As regular readers know, I am participating in The Sketchbook Project again this year (the 2015 edition). Since last year I had serious problems with my book almost falling apart before I sent it out, I decided that this year I would do things properly. So, this weekend, I did a bookbinding course. In this post you can see what I did up to now.
My idea to fortify the pages in the middle was a good one, but what I hadn’t realised is that now the book itself was thicker than it’s back, which would cause the book to not close properly. This had to be remedied, so – and we’re moving on to the pictures now – please click to embiggen (fyi: this goes for all collages in this post):
From left to right: I added small strips of material. This took a VERY long time, but as you can see in the middle picture, it worked! Then I punched holes into the back (this was SO strenuous that I forgot to take a picture) and sewed everything together.
Then it was time to flatten the book as much as possible, after which I selected a colour for the inside cover pages, and glued them onto my book. On the left you can see what my book looked like at the end of day one.
On day two, I glued a backing onto the book, partly because it’s fancy and party to make it more sturdy. I then glued a fabric-like paper onto the cover, and after glueing the cover onto the book, some more pressing and rounding off of the edges with an edge-rounder-offer machine that is as of now my favorite machine in the world EVER (well, apart from my dishwasher of course), this
is the final result! I will of course still have to work on the cover and the insides, and will of course update on that process.

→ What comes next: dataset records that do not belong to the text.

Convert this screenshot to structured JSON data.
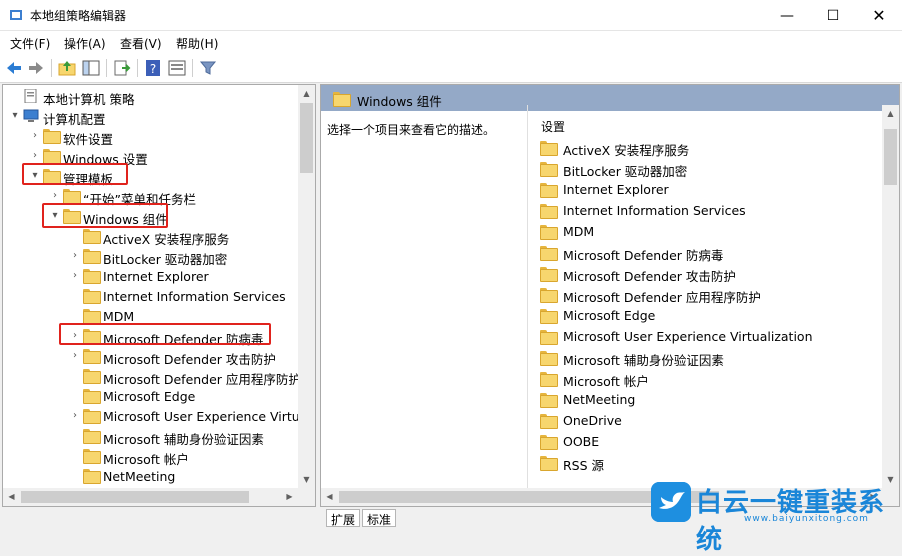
{
  "window": {
    "title": "本地组策略编辑器",
    "minimize": "—",
    "maximize": "☐",
    "close": "✕"
  },
  "menu": {
    "items": [
      "文件(F)",
      "操作(A)",
      "查看(V)",
      "帮助(H)"
    ]
  },
  "toolbar": {
    "icons": [
      "back-arrow-icon",
      "forward-arrow-icon",
      "up-folder-icon",
      "show-hide-tree-icon",
      "export-list-icon",
      "help-icon",
      "properties-icon",
      "filter-icon"
    ]
  },
  "tree": {
    "items": [
      {
        "label": "本地计算机 策略",
        "icon": "policy-doc-icon",
        "arrow": ""
      },
      {
        "label": "计算机配置",
        "icon": "computer-icon",
        "arrow": "▾"
      },
      {
        "label": "软件设置",
        "icon": "folder-icon",
        "arrow": "›"
      },
      {
        "label": "Windows 设置",
        "icon": "folder-icon",
        "arrow": "›"
      },
      {
        "label": "管理模板",
        "icon": "folder-icon",
        "arrow": "▾"
      },
      {
        "label": "“开始”菜单和任务栏",
        "icon": "folder-icon",
        "arrow": "›"
      },
      {
        "label": "Windows 组件",
        "icon": "folder-icon",
        "arrow": "▾"
      },
      {
        "label": "ActiveX 安装程序服务",
        "icon": "folder-icon",
        "arrow": ""
      },
      {
        "label": "BitLocker 驱动器加密",
        "icon": "folder-icon",
        "arrow": "›"
      },
      {
        "label": "Internet Explorer",
        "icon": "folder-icon",
        "arrow": "›"
      },
      {
        "label": "Internet Information Services",
        "icon": "folder-icon",
        "arrow": ""
      },
      {
        "label": "MDM",
        "icon": "folder-icon",
        "arrow": ""
      },
      {
        "label": "Microsoft Defender 防病毒",
        "icon": "folder-icon",
        "arrow": "›"
      },
      {
        "label": "Microsoft Defender 攻击防护",
        "icon": "folder-icon",
        "arrow": "›"
      },
      {
        "label": "Microsoft Defender 应用程序防护",
        "icon": "folder-icon",
        "arrow": ""
      },
      {
        "label": "Microsoft Edge",
        "icon": "folder-icon",
        "arrow": ""
      },
      {
        "label": "Microsoft User Experience Virtual",
        "icon": "folder-icon",
        "arrow": "›"
      },
      {
        "label": "Microsoft 辅助身份验证因素",
        "icon": "folder-icon",
        "arrow": ""
      },
      {
        "label": "Microsoft 帐户",
        "icon": "folder-icon",
        "arrow": ""
      },
      {
        "label": "NetMeeting",
        "icon": "folder-icon",
        "arrow": ""
      }
    ]
  },
  "right_pane": {
    "header": "Windows 组件",
    "description": "选择一个项目来查看它的描述。",
    "column_header": "设置",
    "items": [
      "ActiveX 安装程序服务",
      "BitLocker 驱动器加密",
      "Internet Explorer",
      "Internet Information Services",
      "MDM",
      "Microsoft Defender 防病毒",
      "Microsoft Defender 攻击防护",
      "Microsoft Defender 应用程序防护",
      "Microsoft Edge",
      "Microsoft User Experience Virtualization",
      "Microsoft 辅助身份验证因素",
      "Microsoft 帐户",
      "NetMeeting",
      "OneDrive",
      "OOBE",
      "RSS 源"
    ]
  },
  "tabs": [
    "扩展",
    "标准"
  ],
  "watermark": {
    "main": "白云一键重装系统",
    "sub": "www.baiyunxitong.com"
  },
  "colors": {
    "highlight_box": "#e0231d",
    "header_bg": "#94a9c7",
    "brand": "#1a86d8"
  }
}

Because I still had time left, I decided to make another book:
From left to right, top to bottom, then the big picture: I had some greeting cards in rainbow colours, that I decided to use. Sewing everything together went A LOT faster the second time around! I then pressed my book (well, actually the press pressed my book). To keep with the aerial theme, I chose cloud printed paper for the cover. After glueing and pressing everything together, I once more got to use the awesome edge-rounder-offer machine, and on the left you can see the final result.
All in all, it was a great experience and I got a lot done. I enjoyed it so much that I know I’m going to do the multi-week course next year (read: when I’m done with my studies). The course was given in a place where they also had printing presses and all sorts of awesomeness of which I of course took pictures, but I’m having serious issues accessing my Flickr page right now. I will post a link to them as soon as they’re available though, because wooden letters and such.